Мария Павловна опустилась в кресло, тяжело, как будто сняв с плеч невидимую ношу.
– Ну что ж, – сказала она, странно устало, – видать, пришло время мне учиться тем словам, которыми я других поучала.
Она усмехнулась самой себе.
– Всю жизнь я говорила: «Детей надо отпускать, не держать их у подола». Хорошо говорить, когда чужих имеешь в виду. А когда своего…
Она устремила взгляд куда‑то в сторону.
– Я боялась, – призналась она вдруг. – Не за тебя, Серёжа, – за себя. Боялась, что, как только ты уйдёшь, окажется, что у меня самой‑то ничего нет, кроме тебя. Что я – пустая изба без хозяина.
Она перевела взгляд на Аню.
– И на тебя, Аня, я тоже злилась заранее. Потому что казалось: ты придёшь и заберёшь себе всё, чем я жила.
Она вздохнула.
– Только, видать, не ты, а время идёт. И хочешь не хочешь, а менять надо не только занавески, но и сердце.
Сергей шагнул к ней, опустился на корточки, взял её руку.
– Мама… – начал он, но она мягко остановила его жестом.
– Дослушай, – сказала она. – Я тяжёлый человек, не спорю. Сама себя иной раз боюсь. Но если уж вы двое решились жизнь строить, то я не хочу быть тем камнем, о который вы ноги собьёте. Хочу быть… ну, хотя бы старым деревом, под которым можно отдохнуть.
Она улыбнулась криво.
– Живите отдельно, коли так надо. Квартиру снимайте – я даже помогу, сколько смогу. Только одно прошу: не делайте вид, будто я вам не нужна. Приходите. Звоните. Не отрезайте меня сами.
– Мам, – Сергей прижал её руку к губам, – спасибо.
В голосе его звучало облегчение, перемешанное с нежностью.
Аня подошла, присела рядом.
– Спасибо, Мария Павловна, – повторила она. – Я… постараюсь быть для вас не врагом.

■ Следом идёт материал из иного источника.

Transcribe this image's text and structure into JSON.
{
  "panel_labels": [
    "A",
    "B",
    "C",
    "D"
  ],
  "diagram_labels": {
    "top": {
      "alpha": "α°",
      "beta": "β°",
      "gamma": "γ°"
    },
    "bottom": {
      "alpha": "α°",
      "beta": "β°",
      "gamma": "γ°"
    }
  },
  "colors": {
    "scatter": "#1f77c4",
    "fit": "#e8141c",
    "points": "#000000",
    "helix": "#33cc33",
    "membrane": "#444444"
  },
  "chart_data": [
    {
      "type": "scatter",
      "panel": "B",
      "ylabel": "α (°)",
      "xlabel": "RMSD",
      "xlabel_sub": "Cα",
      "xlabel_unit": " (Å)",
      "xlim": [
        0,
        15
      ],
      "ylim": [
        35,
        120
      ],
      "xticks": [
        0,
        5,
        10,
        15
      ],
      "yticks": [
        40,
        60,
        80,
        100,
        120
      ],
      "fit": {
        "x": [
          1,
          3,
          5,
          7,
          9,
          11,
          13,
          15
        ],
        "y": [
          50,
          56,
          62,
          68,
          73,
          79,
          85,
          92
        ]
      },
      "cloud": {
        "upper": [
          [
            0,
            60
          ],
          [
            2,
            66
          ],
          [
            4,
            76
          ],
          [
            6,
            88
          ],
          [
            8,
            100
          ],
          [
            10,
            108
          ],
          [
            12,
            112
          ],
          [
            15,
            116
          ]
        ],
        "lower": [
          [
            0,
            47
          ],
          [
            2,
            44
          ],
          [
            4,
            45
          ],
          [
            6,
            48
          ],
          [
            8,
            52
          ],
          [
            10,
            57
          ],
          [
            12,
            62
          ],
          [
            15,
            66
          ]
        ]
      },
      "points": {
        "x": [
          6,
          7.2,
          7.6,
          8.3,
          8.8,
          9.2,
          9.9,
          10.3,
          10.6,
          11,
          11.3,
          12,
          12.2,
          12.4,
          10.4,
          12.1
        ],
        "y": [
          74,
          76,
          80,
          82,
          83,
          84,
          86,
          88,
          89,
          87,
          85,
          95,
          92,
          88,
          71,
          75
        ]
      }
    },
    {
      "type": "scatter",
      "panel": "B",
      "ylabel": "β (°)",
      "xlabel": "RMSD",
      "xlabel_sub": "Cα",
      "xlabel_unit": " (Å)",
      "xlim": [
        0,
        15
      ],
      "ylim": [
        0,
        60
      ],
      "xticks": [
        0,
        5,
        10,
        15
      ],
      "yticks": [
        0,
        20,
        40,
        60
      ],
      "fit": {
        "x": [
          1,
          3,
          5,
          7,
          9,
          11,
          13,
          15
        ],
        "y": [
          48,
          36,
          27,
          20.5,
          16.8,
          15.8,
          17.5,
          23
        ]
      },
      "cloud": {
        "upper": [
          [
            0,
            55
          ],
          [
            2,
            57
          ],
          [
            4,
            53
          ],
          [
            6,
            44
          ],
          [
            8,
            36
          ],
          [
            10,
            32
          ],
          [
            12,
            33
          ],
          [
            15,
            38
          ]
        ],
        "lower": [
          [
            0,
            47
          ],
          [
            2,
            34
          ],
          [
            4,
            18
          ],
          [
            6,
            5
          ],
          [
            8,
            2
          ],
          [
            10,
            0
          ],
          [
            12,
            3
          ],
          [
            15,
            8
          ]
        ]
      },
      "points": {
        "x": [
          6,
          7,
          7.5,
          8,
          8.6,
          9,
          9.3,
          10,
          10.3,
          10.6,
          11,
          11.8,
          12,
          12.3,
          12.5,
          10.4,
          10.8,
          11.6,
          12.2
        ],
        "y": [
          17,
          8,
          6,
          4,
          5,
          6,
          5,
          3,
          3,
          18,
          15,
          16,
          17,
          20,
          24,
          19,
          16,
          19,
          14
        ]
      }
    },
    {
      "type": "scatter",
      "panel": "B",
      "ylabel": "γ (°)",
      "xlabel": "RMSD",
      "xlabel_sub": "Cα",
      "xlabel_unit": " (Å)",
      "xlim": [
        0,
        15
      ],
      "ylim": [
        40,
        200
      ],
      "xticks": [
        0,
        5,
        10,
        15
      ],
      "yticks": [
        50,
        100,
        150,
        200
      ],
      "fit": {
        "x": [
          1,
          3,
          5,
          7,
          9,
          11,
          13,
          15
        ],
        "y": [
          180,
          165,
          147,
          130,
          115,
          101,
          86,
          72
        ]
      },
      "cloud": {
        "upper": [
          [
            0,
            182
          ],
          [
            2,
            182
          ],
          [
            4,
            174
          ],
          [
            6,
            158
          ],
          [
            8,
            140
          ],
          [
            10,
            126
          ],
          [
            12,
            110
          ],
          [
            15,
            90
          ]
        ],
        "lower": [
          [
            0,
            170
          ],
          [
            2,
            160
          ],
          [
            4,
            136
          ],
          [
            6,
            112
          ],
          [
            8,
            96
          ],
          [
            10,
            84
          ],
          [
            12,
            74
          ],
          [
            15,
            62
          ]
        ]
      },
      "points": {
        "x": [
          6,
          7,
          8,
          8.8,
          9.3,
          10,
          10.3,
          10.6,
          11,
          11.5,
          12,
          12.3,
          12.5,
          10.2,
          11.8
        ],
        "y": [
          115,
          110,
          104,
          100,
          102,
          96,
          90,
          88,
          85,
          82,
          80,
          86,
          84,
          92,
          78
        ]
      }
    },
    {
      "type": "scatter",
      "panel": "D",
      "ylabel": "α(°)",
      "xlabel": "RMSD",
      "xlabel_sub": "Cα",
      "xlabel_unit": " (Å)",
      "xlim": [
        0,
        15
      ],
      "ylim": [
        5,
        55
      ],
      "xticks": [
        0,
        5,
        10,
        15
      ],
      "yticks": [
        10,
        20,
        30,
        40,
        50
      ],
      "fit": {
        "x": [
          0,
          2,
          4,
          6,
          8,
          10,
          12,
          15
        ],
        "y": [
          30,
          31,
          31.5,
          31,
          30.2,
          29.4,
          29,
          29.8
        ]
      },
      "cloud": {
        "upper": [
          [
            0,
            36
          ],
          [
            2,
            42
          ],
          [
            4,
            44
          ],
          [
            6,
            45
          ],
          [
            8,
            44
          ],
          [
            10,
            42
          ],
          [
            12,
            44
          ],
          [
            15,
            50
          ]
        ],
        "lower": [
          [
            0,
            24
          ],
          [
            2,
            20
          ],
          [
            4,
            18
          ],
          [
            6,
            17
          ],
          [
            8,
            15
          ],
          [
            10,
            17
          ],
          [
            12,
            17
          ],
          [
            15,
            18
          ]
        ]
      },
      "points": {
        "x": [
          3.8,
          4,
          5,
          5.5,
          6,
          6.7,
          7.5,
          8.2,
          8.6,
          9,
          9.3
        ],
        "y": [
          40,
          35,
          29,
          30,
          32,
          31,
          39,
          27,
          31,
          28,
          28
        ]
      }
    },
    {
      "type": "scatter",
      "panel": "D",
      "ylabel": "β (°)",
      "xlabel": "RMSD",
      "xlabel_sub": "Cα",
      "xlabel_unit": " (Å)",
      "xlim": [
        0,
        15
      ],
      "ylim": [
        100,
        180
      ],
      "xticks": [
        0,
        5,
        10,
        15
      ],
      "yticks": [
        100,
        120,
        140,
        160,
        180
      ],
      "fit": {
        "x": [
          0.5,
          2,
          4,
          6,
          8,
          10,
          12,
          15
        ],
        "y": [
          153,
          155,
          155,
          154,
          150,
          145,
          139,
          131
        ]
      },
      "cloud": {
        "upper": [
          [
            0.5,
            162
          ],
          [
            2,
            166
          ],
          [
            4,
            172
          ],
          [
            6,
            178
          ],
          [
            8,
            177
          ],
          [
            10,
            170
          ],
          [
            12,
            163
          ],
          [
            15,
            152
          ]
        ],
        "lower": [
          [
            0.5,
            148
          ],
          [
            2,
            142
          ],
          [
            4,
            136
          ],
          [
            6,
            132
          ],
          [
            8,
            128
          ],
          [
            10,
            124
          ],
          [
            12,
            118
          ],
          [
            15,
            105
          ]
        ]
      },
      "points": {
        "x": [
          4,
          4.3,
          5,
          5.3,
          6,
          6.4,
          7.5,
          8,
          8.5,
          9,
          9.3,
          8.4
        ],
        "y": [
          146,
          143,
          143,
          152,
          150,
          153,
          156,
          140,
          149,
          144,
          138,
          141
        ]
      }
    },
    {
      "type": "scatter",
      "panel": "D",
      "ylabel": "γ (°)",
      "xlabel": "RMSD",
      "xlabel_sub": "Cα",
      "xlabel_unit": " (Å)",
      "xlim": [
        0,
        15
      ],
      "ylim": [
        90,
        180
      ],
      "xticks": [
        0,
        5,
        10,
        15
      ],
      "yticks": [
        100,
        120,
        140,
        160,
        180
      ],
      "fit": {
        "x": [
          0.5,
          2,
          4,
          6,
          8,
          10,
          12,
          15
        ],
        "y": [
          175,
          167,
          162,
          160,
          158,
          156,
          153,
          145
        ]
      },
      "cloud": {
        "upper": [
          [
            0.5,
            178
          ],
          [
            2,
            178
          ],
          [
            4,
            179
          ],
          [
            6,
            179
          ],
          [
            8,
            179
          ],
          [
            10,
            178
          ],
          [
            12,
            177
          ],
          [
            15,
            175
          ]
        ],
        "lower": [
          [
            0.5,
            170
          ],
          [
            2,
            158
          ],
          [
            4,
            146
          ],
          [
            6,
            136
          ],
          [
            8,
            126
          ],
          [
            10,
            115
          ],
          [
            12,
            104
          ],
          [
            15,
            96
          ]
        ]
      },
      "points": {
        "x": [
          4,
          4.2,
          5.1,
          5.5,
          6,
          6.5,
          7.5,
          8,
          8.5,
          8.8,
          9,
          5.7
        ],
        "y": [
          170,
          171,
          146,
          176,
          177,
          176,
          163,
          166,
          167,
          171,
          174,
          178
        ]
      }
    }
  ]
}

Мария Павловна посмотрела на неё долго, пристально. Потом, как бы через силу, но твёрдо, проговорила:
– Ладно. Раз уж так…
Она поднялась, подошла к серванту, достала оттуда небольшую шкатулку.
– Тут… – она помялась, – серёжки мои старые. Серебряные. Мне их когда‑то муж подарил. Я их берегла.
Она протянула шкатулку Ане.
– Возьми. Не как знак того, что я тебя признала сразу и безоговорочно – не буду лукавить, ещё долго я к тебе сердцем привыкать буду. А как знак того, что я пробую.
Аня, растерянно моргая, взяла коробочку.
– Я… буду носить их, – сказала она. – Обещаю.
Мария Павловна кивнула.
– Носи. Только не каждый день, – неожиданно улыбнулась она. – А то вещь‑то всё ж не простая, с историей.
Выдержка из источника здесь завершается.